Your task is to reconstruct the matrix with upper, lower and colsum.

Return it as a 2-D integer array.

If there are more than one valid solution, any of them will be accepted.

If no valid solution exists, return an empty 2-D array.

Example 1:

Input: upper = 2, lower = 1, colsum = [1,1,1]
Output: [[1,1,0],[0,0,1]]
Explanation: [[1,0,1],[0,1,0]], and [[0,1,1],[1,0,0]] are also correct answers.

Example 2:

Input: upper = 2, lower = 3, colsum = [2,2,1,1]
Output: []

Example 3:

Input: upper = 5, lower = 5, colsum = [2,1,2,0,1,0,1,2,0,1]
Output: [[1,1,1,0,1,0,0,1,0,0],[1,0,1,0,0,0,1,1,0,1]]

Constraints:

• 1 <= colsum.length <= 10^5
• 0 <= upper, lower <= colsum.length
• 0 <= colsum[i] <= 2

---

題目：給你一個2行n列的二進制數組：

• 矩陣是一個二進制矩陣，這意味着矩陣中的每個元素不是0就是1。
• 第0行的元素之和爲 upper。
• 第1行的元素之和爲 lower。
• 第i列（從0開始編號）的元素之和爲colsum[i]，colsum是一個長度爲 n 的整數數組。
• 你需要利用upper，lower和colsum來重構這個矩陣，並以二維整數數組的形式返回它。

如果有多個不同的答案，那麼任意一個都可以通過本題。如果不存在符合要求的答案，就請返回一個空的二維數組。

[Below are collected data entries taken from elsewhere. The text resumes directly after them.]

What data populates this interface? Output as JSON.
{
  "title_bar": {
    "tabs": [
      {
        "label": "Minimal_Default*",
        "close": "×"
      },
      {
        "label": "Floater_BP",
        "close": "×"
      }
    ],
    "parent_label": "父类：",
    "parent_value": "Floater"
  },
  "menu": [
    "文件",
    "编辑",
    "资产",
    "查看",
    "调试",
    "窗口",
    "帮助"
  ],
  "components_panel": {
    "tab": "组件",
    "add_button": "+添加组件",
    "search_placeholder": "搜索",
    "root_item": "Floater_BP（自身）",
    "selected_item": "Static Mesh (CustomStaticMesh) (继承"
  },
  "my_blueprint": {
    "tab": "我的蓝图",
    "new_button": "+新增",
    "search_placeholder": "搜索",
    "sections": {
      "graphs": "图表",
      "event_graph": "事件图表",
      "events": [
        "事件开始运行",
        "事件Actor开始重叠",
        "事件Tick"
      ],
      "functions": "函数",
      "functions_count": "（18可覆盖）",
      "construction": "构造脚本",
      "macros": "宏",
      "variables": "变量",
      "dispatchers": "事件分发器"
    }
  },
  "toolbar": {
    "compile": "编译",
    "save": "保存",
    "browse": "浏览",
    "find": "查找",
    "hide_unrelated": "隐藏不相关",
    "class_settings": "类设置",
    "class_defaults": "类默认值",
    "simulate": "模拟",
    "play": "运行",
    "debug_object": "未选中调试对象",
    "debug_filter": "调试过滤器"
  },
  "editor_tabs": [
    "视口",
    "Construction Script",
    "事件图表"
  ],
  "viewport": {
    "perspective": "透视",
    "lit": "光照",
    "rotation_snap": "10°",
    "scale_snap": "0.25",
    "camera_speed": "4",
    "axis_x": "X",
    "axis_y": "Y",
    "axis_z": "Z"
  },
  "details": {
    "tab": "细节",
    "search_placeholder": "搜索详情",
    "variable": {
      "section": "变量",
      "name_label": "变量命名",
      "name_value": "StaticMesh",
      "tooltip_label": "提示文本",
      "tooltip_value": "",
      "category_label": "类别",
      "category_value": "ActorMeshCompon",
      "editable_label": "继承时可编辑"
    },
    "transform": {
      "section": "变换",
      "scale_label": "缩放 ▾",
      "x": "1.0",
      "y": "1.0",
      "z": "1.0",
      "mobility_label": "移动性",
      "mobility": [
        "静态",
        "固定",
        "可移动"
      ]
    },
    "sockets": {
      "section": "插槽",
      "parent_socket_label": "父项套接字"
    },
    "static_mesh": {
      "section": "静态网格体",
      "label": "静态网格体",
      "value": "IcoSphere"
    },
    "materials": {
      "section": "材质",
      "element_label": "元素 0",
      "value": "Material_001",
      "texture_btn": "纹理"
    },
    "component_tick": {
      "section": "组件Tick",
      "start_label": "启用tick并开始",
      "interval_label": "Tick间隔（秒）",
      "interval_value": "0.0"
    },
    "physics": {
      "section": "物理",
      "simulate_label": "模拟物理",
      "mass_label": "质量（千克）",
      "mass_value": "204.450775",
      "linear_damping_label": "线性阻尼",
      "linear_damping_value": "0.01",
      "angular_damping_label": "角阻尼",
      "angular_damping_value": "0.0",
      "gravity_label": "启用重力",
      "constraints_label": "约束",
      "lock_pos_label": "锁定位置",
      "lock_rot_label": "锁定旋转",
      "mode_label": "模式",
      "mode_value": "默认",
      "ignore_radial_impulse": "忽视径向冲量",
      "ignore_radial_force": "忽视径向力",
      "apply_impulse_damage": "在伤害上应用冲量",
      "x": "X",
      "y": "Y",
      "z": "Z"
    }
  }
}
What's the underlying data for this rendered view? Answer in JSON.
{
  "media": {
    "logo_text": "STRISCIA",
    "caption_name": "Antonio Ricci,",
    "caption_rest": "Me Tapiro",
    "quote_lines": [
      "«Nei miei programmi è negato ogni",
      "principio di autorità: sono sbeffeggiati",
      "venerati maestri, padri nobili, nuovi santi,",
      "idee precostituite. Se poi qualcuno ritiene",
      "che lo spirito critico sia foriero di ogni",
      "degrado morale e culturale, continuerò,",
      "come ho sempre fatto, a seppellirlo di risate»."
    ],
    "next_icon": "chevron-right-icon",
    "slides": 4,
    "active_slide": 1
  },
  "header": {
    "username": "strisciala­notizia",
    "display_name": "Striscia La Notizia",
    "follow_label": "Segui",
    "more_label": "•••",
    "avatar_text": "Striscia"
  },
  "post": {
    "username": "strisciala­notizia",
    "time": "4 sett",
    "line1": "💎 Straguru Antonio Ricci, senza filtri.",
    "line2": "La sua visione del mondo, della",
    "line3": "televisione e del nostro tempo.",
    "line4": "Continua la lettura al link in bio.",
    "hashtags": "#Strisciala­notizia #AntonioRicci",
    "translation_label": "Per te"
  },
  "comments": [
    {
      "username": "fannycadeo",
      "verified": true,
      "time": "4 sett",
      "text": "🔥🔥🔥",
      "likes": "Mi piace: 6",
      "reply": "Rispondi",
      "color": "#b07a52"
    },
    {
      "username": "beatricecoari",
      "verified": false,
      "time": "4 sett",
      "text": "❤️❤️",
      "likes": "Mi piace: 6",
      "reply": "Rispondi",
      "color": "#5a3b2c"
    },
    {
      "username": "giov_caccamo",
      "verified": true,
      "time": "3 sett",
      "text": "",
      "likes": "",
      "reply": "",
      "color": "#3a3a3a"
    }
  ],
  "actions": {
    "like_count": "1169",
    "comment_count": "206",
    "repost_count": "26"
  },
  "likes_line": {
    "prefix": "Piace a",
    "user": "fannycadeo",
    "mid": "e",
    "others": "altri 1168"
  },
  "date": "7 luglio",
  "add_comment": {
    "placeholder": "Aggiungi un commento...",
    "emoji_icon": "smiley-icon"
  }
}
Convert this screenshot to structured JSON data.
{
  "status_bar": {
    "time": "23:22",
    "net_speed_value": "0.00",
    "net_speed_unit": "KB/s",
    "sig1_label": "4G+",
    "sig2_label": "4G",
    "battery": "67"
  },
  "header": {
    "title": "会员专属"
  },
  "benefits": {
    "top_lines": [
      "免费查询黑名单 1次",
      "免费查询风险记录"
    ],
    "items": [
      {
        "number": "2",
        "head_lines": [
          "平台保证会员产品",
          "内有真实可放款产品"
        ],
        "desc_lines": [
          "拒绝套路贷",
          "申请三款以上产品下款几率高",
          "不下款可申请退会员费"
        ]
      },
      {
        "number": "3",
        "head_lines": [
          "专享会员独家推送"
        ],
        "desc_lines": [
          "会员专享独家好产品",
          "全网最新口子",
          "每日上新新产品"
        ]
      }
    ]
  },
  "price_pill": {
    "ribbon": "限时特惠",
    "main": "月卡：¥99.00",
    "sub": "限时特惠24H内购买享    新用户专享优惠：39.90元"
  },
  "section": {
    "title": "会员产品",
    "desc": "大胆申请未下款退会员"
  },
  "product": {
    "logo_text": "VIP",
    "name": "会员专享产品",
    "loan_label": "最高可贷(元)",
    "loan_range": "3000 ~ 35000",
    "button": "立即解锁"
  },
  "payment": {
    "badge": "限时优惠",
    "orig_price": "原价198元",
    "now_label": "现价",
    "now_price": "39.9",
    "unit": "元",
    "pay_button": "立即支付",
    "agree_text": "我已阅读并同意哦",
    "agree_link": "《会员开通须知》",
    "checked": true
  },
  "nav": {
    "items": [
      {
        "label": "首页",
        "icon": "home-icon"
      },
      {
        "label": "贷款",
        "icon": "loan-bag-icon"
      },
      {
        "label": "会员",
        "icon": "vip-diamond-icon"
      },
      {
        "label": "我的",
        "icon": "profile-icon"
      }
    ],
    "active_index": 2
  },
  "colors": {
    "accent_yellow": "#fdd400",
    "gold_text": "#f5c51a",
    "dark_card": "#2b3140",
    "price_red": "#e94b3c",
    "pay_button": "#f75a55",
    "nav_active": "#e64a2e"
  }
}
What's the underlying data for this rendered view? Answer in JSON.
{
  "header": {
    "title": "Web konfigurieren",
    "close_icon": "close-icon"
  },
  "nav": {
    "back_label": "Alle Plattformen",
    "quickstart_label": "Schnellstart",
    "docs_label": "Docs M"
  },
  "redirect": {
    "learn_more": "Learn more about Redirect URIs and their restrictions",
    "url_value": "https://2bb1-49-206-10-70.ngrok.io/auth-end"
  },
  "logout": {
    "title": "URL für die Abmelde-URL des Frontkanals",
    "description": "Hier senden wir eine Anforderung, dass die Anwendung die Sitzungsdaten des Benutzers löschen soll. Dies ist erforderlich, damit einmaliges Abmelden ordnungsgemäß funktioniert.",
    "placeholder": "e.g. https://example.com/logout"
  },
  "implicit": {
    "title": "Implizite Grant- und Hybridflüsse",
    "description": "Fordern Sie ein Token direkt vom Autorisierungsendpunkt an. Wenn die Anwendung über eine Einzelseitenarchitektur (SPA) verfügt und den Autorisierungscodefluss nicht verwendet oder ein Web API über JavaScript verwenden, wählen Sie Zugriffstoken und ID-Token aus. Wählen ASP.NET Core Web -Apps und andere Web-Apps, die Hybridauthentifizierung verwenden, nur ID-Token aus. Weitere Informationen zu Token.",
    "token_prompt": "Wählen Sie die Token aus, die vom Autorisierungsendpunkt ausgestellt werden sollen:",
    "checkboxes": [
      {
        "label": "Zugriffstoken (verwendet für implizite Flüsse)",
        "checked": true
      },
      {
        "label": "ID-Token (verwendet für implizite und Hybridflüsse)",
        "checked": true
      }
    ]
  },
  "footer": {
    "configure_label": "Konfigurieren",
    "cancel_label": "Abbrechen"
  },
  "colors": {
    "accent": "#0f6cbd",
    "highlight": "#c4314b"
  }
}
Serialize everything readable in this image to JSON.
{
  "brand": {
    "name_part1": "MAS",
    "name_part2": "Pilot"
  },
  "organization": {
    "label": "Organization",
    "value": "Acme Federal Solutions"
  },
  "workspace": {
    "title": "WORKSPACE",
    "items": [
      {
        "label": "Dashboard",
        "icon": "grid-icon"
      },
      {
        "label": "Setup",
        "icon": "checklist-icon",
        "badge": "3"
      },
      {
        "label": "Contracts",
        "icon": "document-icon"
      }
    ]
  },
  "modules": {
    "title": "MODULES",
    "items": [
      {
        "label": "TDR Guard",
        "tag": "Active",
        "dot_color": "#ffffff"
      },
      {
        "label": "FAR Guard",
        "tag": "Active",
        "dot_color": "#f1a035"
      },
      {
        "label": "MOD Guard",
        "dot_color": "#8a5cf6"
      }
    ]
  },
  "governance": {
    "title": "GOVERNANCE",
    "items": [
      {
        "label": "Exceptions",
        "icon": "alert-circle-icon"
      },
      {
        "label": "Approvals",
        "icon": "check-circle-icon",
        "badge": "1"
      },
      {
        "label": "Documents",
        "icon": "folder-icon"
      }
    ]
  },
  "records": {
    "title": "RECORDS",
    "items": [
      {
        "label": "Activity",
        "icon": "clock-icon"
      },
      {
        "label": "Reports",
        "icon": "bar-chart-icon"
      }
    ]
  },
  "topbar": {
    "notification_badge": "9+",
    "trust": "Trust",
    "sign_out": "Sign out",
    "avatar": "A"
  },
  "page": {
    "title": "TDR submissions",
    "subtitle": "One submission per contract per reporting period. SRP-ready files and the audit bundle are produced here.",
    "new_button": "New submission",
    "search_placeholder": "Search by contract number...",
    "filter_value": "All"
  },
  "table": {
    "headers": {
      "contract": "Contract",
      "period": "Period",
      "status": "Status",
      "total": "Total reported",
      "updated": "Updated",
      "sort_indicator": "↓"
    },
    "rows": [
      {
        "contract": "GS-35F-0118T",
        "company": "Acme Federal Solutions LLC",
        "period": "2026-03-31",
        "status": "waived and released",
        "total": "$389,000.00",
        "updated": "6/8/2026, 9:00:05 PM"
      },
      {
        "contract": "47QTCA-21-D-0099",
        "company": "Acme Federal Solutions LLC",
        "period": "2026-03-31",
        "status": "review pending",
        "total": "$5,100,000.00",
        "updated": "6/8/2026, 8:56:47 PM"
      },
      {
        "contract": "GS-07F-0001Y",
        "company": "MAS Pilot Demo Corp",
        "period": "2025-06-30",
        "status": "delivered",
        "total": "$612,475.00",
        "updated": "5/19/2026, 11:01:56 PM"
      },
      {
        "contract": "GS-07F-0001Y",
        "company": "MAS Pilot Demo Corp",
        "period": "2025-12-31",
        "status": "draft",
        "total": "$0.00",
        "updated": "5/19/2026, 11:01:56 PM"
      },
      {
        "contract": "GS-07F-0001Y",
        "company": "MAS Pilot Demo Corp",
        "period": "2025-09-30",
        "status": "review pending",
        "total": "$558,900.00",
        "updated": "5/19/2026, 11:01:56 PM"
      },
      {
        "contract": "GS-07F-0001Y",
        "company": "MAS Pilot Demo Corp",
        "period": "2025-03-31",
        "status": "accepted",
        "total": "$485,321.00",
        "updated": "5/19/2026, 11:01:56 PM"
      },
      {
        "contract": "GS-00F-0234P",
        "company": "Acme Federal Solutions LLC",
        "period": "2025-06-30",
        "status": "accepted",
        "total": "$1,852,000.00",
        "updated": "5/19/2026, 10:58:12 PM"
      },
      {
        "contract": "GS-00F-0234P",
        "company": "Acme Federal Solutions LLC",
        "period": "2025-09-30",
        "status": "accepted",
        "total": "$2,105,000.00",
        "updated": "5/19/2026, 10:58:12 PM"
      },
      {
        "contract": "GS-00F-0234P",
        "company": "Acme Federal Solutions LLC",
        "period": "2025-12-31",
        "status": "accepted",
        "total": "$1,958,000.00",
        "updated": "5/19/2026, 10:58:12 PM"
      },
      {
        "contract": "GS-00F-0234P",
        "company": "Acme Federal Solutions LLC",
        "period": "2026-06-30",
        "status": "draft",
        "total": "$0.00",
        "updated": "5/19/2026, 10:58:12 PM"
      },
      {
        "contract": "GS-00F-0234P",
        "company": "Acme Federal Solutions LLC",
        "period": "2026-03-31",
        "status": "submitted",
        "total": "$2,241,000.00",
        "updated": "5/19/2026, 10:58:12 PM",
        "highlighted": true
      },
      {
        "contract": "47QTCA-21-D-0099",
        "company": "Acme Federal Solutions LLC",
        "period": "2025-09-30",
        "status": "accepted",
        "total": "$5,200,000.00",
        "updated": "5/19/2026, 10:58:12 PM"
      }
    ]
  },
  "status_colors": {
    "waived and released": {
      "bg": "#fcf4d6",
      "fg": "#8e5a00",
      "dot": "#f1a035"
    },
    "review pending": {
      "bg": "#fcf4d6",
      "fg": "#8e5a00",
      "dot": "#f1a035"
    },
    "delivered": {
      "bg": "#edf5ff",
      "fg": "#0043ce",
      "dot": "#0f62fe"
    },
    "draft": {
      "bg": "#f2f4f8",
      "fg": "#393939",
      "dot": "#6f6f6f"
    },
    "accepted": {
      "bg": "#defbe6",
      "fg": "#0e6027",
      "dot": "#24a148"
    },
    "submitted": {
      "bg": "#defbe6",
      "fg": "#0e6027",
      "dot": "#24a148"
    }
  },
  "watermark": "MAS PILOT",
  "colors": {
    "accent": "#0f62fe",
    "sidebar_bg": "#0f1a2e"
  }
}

思路：貪心，參考Link。對於colsum[i]=2的列，其返回的結果數組res[0][i]=res[1][i]只能爲1；在第一行的和小於upper的前提下，若colsum[i]=1，使得res[0][i]=1；同理處理第二行。

工程代碼下載

class Solution {
public:
    vector<vector<int>> reconstructMatrix(int upper, int lower, vector<int>& colsum) {
		int n = colsum.size();
		vector<vector<int>> res(2, vector<int>(n, 0));

		// 對列值爲2的位置上下均置1
		for (int i = 0; i < n; ++i) {
			if (colsum[i] == 2) {
				res[0][i] = 1;
				res[1][i] = 1;
			}
		}

		int upper_sum = accumulate(res[0].begin(), res[0].end(), 0);
		for (int i = 0; i < n && upper_sum < upper; ++i) {
			// 當前列的和爲1，且此時第一行的和小於upper
			if (colsum[i] == 1) {
				res[0][i] = 1;
				upper_sum += 1;
			}
		}

		int lower_sum = accumulate(res[1].begin(), res[1].end(), 0);
		for (int i = 0; i < n; ++i) {
			if (colsum[i] == 1 && res[0][i] == 0) {
				res[1][i] = 1;
				lower_sum += 1;
			}
		}

		if (upper_sum != upper || lower_sum != lower)
			return {};
	
		return res;
    }
};